Problem Description
Given the root of a binary tree and two integers val and depth, add a row of nodes with value val at the given depth. If depth is 1, create a new root node with value val and attach the original tree as its left child. Otherwise, for every node at depth - 1, insert two new nodes with value val between the node and its subtrees (the original left subtree becomes the left child of the new left node, and the original right subtree becomes the right child of the new right node).
Key Insights
- If depth is 1, the problem becomes adding a new root node.
- Traverse the tree until the level before the target depth (i.e., depth - 1).
- Utilize either BFS (level-order traversal) or DFS to reach the required level.

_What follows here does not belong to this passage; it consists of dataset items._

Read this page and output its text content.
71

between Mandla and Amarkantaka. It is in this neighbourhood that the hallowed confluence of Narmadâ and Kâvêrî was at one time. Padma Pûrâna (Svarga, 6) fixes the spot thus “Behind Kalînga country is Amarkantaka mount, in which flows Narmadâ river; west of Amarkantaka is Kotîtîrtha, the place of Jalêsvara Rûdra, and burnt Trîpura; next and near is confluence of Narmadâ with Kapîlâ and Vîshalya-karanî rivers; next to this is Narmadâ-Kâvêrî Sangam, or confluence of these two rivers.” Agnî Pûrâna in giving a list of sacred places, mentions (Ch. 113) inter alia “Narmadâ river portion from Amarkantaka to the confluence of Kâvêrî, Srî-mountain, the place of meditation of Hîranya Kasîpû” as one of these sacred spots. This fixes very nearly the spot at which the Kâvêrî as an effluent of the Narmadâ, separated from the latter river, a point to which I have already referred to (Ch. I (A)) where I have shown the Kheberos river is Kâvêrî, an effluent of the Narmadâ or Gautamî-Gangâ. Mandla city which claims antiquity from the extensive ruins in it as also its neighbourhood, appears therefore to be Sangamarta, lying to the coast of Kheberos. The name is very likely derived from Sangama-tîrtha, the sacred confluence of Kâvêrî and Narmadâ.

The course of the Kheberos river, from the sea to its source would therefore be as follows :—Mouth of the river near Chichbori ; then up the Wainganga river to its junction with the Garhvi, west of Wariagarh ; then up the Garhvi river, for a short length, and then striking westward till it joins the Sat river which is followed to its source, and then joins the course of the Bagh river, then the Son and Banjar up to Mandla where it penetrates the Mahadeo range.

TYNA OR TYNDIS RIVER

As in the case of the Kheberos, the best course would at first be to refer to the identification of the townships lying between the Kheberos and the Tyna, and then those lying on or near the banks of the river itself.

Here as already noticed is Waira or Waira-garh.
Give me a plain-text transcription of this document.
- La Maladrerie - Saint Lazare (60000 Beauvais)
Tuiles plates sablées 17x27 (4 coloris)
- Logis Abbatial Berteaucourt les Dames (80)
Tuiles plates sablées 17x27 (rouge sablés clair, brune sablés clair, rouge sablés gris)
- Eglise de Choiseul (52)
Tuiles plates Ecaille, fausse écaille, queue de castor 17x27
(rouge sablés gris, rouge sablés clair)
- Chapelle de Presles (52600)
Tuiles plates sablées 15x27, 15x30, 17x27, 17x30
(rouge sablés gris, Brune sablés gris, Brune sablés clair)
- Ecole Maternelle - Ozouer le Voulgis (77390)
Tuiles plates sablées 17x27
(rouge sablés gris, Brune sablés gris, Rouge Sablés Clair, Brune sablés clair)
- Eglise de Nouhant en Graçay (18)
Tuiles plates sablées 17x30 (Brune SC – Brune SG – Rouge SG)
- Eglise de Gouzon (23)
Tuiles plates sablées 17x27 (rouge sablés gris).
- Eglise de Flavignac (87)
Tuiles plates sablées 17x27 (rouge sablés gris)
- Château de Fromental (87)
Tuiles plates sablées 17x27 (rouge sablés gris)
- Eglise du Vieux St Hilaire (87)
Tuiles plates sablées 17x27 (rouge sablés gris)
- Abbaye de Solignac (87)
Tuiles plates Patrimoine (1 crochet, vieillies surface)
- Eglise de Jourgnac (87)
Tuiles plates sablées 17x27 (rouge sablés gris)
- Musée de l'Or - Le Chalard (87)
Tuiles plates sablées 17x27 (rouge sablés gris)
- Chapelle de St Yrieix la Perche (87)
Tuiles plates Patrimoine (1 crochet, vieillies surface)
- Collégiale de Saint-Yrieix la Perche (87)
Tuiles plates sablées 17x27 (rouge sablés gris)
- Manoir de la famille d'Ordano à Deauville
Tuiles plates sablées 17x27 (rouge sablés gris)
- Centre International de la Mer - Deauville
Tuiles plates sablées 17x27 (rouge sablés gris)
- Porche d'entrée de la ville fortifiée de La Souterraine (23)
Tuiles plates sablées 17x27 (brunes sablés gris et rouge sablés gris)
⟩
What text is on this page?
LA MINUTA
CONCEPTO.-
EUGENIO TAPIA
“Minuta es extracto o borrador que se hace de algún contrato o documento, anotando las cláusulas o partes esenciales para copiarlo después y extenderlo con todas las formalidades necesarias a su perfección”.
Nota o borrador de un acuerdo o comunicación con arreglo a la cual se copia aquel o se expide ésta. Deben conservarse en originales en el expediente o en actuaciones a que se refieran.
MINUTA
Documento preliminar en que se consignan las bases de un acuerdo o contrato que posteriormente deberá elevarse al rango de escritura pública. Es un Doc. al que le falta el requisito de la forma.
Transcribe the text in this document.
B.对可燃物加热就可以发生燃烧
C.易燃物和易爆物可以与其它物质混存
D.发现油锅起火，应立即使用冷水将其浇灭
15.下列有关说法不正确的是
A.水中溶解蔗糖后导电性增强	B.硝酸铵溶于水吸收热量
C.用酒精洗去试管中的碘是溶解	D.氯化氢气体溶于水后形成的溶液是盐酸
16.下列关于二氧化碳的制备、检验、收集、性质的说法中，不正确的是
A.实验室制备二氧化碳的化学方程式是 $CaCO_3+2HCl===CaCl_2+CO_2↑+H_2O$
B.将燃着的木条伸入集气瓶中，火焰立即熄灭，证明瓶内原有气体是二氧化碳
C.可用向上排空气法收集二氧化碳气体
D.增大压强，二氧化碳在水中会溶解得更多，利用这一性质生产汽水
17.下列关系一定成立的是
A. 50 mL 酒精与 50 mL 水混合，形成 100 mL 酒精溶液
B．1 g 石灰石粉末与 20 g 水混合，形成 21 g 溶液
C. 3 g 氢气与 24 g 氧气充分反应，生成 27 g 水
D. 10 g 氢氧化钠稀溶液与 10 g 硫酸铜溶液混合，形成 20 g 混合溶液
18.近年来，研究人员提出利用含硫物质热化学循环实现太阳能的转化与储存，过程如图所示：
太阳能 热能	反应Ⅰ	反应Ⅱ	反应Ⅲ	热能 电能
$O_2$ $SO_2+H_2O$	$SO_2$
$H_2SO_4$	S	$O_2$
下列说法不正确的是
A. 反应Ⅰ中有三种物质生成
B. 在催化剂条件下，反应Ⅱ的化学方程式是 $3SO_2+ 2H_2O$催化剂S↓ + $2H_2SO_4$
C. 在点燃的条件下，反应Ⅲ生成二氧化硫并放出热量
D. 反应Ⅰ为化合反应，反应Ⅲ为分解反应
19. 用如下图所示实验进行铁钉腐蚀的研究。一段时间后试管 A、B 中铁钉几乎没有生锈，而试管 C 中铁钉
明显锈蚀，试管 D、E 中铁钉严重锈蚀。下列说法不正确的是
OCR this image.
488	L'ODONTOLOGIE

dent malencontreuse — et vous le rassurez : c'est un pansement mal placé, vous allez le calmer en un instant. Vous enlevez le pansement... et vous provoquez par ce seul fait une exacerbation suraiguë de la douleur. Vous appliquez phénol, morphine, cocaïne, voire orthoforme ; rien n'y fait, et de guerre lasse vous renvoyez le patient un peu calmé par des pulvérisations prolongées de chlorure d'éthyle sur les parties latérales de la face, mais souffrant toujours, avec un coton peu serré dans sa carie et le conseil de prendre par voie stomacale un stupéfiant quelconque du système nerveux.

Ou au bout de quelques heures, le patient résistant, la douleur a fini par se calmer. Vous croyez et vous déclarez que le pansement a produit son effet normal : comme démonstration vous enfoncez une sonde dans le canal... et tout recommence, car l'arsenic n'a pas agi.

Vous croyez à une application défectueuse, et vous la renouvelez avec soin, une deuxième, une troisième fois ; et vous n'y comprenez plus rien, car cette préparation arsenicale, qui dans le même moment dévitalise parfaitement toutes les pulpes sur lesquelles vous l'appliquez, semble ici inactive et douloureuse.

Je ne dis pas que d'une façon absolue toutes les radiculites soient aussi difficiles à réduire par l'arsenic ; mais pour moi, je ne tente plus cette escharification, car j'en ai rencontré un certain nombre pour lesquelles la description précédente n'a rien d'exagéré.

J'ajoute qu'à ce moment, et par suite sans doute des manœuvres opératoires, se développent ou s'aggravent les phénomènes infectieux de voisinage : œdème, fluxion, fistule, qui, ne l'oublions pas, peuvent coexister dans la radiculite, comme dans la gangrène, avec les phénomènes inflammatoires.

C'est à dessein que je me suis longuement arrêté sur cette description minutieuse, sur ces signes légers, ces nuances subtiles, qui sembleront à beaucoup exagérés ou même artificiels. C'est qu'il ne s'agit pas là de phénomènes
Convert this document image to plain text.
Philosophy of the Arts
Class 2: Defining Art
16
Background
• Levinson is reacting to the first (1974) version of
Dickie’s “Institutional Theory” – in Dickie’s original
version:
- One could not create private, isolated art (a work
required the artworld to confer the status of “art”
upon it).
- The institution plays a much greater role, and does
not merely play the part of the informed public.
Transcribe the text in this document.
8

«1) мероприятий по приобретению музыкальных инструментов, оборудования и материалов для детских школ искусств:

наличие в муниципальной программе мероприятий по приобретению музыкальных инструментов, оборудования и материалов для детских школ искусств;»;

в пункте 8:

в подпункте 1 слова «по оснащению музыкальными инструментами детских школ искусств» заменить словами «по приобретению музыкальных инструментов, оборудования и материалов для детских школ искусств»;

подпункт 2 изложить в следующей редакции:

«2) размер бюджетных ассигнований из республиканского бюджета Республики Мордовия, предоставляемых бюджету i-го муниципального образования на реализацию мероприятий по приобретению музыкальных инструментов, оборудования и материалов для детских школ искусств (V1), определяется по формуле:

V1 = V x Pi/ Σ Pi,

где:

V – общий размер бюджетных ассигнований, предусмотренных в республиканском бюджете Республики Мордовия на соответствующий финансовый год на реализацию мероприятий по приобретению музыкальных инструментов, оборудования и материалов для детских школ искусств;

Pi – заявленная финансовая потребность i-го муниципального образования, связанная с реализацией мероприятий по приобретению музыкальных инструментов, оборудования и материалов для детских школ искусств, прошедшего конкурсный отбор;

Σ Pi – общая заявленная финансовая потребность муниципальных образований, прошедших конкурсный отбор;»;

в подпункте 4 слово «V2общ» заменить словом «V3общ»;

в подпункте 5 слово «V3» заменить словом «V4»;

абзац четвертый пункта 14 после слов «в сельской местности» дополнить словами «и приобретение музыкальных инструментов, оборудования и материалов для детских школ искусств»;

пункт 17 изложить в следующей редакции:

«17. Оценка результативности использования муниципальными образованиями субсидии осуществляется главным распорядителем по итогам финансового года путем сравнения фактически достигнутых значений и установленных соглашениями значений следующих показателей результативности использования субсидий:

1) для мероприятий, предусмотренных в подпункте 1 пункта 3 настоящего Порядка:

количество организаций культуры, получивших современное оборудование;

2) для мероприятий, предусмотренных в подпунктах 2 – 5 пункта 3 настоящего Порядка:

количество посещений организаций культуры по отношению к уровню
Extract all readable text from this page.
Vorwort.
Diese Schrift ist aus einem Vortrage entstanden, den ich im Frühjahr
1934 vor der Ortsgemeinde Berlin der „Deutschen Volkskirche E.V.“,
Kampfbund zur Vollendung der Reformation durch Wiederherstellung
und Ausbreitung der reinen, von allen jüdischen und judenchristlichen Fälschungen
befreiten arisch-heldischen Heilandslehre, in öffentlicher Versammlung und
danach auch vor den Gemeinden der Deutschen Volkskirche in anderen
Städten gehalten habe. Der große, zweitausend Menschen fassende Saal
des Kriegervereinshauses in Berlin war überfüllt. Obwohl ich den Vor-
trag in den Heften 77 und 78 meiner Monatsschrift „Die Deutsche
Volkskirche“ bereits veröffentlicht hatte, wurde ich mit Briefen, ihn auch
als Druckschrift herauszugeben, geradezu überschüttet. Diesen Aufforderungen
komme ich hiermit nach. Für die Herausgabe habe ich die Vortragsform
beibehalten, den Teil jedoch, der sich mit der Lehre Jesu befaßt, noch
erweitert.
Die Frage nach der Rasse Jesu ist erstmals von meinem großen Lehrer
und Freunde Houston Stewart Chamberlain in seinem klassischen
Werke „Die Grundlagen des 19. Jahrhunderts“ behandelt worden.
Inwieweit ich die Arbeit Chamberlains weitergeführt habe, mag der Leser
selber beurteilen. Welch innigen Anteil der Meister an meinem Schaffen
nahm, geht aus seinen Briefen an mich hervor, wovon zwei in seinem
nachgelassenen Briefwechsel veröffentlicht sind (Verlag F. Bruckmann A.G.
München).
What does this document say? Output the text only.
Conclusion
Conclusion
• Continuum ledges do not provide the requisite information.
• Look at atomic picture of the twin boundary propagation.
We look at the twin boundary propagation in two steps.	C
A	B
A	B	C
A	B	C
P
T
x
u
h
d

- For each node at depth - 1, insert new nodes and reconnect its children appropriately.
Space and Time Complexity
Time Complexity: O(n), where n is the number of nodes in the tree, since every node may be visited in the worst-case scenario. Space Complexity: O(n), which accounts for the space needed by the queue in BFS (or the recursive stack in DFS).
Solution
We can solve this problem by performing a Breadth-First Search (BFS) to traverse the tree level by level until reaching the nodes at depth - 1. Once at the correct level, for each node, we create two new nodes with the given value and attach the original left child as the left child of the new left node, and the original right child as the right child of the new right node. A special case is handled when depth is 1 by creating a new root and setting the original tree as its left subtree.